06-28-2017 12:17 PM
Hi, I have a problem of output observations which contains missing values in some variables, but not all the variables.
Currentlly, I have a dataset, which contains 53 character variables and 24 numeric variables, and about 100000 observations. I would like to output a new table which contains those observations, which have missing values in some variables, but not all the variables.
Or, I like to output each table for each variable, which only contains observations which contain missing values under this variable.

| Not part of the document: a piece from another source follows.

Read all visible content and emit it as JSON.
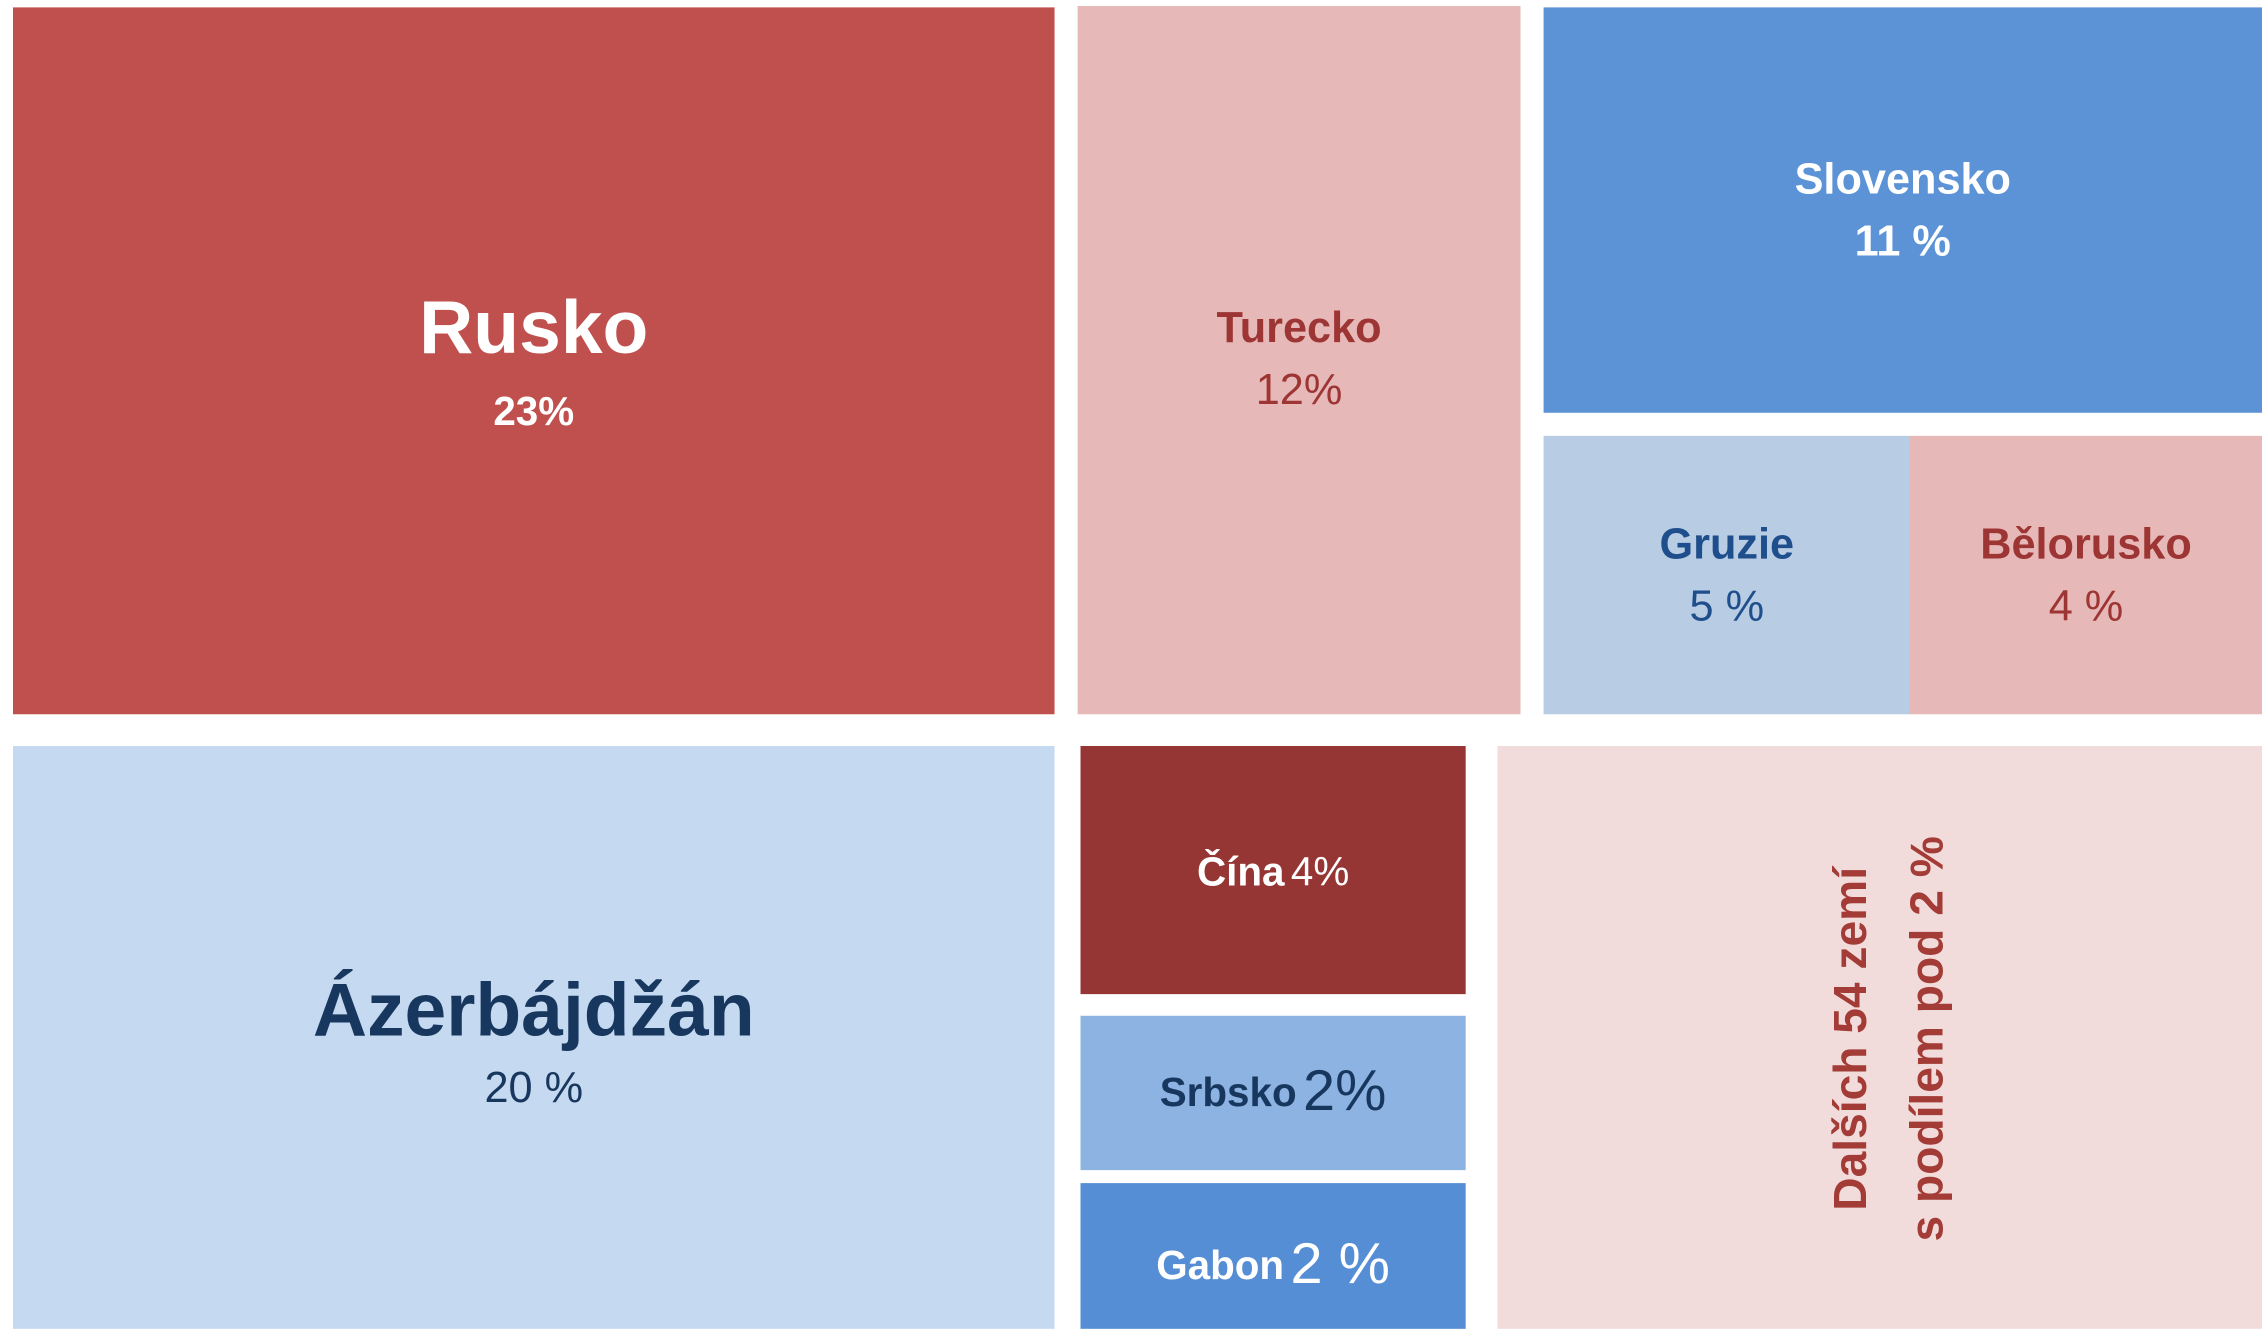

Could anyone show me code to do this?
06-28-2017 01:55 PM
The second is very easy though routine and tedious repeatedly:
where missing (varname);
Repeat for each variable of interest.
If your variable names are not too long you could automate this with:
proc sql; create table vars as select name from dictionary.columns where libname='MYLIB' and memname='SETNAME' ; quit; data _null_; set vars; call execute ("data "|| cats('_',name)||';'); call execute ("set MYLIB.SETNAME;"); call execute ("where missing("||name||");"); call execute ("run;"); run;
MYLIB should be replaced with the name of your library or WORK if you didn't specify and SETNAME with the name of your data set.
In the Proc SQL code those should be in upper case as that is how they are stored in the Dictionary.Columns table.
Missing in some but not all needs additional explanation as you have a lot of possible combinations.